How would that be? They are already charging as much as the underlying providers. They can hardly expect to have any customers if they are charging more.


Enterprise sales will be the answer. Microsoft will have some story that convinces an exec eight levels up the org chart from the normal users that this is an essential product they need to overpay for. Given their existing relationshipsand immense sales team they'll probably have success.

That story is data governance. Corporate already have a data-agreement with MS, storing all their data there. Github copilot is covered by that, while a individual agreement with e.g. anthropic needs lawers involved.

It’s precisely this, and, to be fair, it’s a rational approach given a Data Security Exhibit starts at 6 weeks and can hit 6 months to complete. That being said, I work with regulated data, so YMMV.

Microsoft is simply the default answer for most large corporations. Getting access to some Microsoft subscription is very easy, because of the existing framework agreements, Microsoft providing any and all compliance slopuments needed and already being pre-cleared for corporate data etc. Meanwhile trying to use another provider (e.g. Anthropic) would be a one year endeavor, minimum.

Exactly this. I can't count the number of enterprises with their whole stack inside of Microsoft's ecosystem.

Many of these enterprises are grid-locked with the IT department and AI usage.


Plus if you're in government you have procurement to deal with. You already have an Enterprise deal with Microsoft so you don't have to go through any of that rigmarole.

Can confirm, this is the situation.

But if the org already has an agreement with Anthropic (and many do) then why pay GitHub…

We also pay $300/month for Azure Desktop VMs.

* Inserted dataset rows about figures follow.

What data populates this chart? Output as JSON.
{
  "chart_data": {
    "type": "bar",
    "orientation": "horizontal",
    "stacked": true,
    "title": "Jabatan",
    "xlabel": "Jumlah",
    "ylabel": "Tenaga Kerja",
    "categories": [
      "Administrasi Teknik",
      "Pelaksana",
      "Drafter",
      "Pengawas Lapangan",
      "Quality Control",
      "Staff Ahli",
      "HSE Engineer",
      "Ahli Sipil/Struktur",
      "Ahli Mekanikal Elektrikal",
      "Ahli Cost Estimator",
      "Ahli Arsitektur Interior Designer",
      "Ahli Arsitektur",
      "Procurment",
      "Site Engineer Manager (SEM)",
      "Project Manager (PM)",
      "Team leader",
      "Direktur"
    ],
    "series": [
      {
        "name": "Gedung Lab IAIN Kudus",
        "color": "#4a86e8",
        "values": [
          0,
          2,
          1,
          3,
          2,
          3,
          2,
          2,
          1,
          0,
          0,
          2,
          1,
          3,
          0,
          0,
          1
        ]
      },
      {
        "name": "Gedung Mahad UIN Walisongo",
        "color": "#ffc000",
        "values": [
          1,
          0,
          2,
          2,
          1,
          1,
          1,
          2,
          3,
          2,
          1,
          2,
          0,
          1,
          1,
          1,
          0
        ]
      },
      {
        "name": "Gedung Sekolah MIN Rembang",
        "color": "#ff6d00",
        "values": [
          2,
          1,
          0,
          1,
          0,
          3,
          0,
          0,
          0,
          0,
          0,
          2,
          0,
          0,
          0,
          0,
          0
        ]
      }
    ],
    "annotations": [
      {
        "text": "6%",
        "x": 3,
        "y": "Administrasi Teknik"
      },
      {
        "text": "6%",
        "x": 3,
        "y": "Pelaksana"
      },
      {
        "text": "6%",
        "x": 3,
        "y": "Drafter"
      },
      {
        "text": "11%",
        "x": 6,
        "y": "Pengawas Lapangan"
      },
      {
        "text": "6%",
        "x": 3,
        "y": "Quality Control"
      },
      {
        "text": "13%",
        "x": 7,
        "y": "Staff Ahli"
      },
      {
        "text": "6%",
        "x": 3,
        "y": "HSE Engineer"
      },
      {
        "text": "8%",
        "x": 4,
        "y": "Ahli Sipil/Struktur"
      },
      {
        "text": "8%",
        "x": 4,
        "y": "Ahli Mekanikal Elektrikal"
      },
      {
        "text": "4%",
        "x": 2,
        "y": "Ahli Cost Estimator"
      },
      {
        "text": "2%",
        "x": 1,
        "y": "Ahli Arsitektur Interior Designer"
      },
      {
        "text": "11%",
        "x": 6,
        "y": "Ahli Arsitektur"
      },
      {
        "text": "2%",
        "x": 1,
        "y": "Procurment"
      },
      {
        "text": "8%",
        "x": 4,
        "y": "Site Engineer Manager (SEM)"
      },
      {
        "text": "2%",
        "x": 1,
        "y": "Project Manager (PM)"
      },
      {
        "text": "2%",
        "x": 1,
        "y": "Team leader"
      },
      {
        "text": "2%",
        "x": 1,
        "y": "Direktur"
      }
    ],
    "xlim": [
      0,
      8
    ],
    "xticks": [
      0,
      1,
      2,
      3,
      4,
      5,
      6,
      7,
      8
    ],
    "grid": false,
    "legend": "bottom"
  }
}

We are paying for tens of thousands of those machines, although everyone knows they are stupidly expensive and incredibly slow.


They list the price 900% higher and give a 90% discount to enterprises who also use teams, outlook, office or even windows if they're desperate. Then that becomes a deal so good that enterprises can't afford not to take it!

Right now there is a cancel and refund button on the Github Copilot annual subscription setting, which I have just pressed.